Identify the Problem Part 2

Here are the two articles I mentioned previously:

A quote from the second article, originally published in 2017:

In surveys of 106 C-suite executives who represented 91 private and public-sector companies in 17 countries, I found that a full 85% strongly agreed or agreed that their organizations were bad at problem diagnosis, and 87% strongly agreed or agreed that this flaw carried significant costs.

Are You Solving the Right Problems” by Wedell-Wedellsborg, Thomas, in Harvard Business Review, from the January-February 2017 issue (site last visited June 15 2023)

I’m slowly sidling up to expressing my own views on this topic, I know. My initial reactions are very vocal and filled with disbelief and profanity.

I’ll try to calm down a bit and be more methodical in my critiques. What are managers, whether low level, mid level, or C-suite, paid for in these companies? What are the discussions when they are promoted?

This would be like a national non-profit, closing down multiple chapters per year, with an acknowledged problem in getting members to sign up for leadership positions in chapters which are still active. And the national officers of that non-profit being most concerned with getting enough personal information from members that they can better qualify for government grants.

The bigger the problem is, the more chance there’s something about it people don’t want to acknowledge. The longer the problem exists, the more chance it spawns its own side-effect problems which will have to be dealt with, before the underlying problem can be addressed.

Bureaucrats of all types are very adept at finding what will get them promoted, what will keep their job safe, and what will threaten their job. Not what should get them promoted, keep them safe, or threaten their job. What will.

If an organization promotes people on how eagerly they follow orders, and not whether they understand the orders they give and are given, the intent, the immediate effects, and the long term effects of those orders, then the more likely this will be the result. Organizations which are much better at solving problems than identifying problems.

Life changes. These organizations will not be able to handle the change, and will die.

Slowing Down to Speed Up, Writing Edition

I listen to some small business and entrepreneur podcasts. One of the phrases I frequently hear is “slow down to speed up.”

I’ll be honest, I typically hear that right before the host explains why they fought that idea when they first heard it, before having to learn it the hard way. And by “hard way,” I mean by repeated painful experience. Anyway, I’ll get back on topic.

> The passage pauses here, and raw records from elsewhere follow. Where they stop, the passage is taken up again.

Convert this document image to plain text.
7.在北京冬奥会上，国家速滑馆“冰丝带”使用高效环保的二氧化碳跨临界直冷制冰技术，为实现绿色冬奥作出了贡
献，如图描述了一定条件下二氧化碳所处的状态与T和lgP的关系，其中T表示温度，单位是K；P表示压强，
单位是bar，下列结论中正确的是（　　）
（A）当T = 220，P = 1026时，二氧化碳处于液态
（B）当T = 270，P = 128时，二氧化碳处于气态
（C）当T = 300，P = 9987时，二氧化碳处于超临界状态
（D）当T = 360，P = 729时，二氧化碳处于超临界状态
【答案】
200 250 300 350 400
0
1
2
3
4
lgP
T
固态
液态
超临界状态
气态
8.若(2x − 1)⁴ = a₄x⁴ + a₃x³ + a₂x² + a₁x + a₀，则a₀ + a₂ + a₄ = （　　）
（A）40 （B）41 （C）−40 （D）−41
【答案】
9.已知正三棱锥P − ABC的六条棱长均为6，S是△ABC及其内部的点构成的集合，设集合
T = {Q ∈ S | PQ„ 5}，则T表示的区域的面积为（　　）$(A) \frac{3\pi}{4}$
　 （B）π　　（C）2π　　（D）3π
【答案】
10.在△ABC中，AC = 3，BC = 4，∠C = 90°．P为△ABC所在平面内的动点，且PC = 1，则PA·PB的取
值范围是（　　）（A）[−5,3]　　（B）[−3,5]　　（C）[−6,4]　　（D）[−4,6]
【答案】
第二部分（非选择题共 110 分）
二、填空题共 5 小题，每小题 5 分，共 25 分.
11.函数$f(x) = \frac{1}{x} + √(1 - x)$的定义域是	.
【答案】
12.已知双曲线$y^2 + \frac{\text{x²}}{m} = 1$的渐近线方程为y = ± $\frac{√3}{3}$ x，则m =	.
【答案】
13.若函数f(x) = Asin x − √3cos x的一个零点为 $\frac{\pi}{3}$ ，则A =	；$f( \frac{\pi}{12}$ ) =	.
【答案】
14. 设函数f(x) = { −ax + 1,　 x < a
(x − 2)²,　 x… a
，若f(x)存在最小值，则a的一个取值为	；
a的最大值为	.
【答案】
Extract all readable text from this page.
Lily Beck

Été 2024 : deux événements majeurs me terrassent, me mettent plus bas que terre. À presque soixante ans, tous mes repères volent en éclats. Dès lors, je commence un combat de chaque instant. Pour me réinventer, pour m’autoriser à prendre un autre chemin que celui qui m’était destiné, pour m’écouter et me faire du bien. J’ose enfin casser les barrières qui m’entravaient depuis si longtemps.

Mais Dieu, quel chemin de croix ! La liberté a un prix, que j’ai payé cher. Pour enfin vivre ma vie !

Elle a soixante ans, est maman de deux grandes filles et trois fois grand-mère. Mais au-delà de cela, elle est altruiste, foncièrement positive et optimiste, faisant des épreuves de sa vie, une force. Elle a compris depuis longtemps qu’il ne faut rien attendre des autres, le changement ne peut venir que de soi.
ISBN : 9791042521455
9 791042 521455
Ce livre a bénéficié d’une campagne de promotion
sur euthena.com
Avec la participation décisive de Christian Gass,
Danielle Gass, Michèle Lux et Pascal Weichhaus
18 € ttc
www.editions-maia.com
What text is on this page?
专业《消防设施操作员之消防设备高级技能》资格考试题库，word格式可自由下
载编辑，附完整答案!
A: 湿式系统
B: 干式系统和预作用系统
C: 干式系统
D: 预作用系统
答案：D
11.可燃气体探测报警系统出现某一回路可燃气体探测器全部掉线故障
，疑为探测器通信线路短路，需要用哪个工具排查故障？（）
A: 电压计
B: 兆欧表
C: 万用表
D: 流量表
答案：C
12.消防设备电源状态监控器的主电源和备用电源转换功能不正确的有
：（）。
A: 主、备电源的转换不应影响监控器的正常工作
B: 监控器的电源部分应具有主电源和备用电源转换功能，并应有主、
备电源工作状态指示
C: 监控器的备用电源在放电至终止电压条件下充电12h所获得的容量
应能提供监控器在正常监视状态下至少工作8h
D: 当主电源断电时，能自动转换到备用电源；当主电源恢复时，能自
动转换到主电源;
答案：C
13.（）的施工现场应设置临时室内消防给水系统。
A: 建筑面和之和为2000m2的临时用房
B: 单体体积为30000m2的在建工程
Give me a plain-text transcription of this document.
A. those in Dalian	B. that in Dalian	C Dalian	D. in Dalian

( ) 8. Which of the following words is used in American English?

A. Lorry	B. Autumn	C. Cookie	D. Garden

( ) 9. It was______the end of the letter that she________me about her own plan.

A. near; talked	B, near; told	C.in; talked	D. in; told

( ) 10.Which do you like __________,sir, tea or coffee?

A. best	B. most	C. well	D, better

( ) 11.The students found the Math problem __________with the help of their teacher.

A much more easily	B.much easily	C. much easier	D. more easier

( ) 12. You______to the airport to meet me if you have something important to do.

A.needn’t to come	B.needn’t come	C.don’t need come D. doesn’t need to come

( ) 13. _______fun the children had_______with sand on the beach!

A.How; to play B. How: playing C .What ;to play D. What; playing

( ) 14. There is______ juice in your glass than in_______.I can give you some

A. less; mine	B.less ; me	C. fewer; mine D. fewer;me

Slowing down to speed up also applies to writing. I used to wonder why there were so many different types of notebooks and stationery. For that matter, why were there so many different types of accounting ledger books?

In both cases, writing something down and then rewriting it somewhere else in a different way helps focus the mind.

For writing, I’ve seen guidelines which say there is a creative mode which runs fast and often a bit too free, then there is the editing mode. These are different parts of the brain, and trying to switch in and out of editing mode while ostensibly being in creating mode doesn’t work that well.

I’ve tried that with writing and it does work. I’m still not fully in the habit. But each time I get a little bit better are remembering to let it flow first and then go back and correct later.

I’m also finding it helps to do that with money. I don’t write down every cent of every transaction, but I’m starting to create a list of regular expenses, pulling the information from multiple other places it’s recorded. And it is helping me focus on what I want to keep and what I’m fine letting go.

Why am I writing this on a blog about making technology work for you?

Technology has created so many time-saving services, it’s erased the friction which used to exist. So we all, myself included, want to let the apps and programs and whatever do it all for us. When we do that, we convince ourselves we’re going faster and faster. But we’re planning and considering less and less.

A re-read and rewriting of a good idea is better than writing it hurriedly fifteen times. And it will be fifteen times because we’re moving so fast we forgot what we already wrote.

An inventory and accounting of what classes and guides and books have already been purchased is better than purchasing more variations of the same thing. But it’s faster and feels faster to just buy more of what has already been purchases.

Slowing down to go faster is a real thing.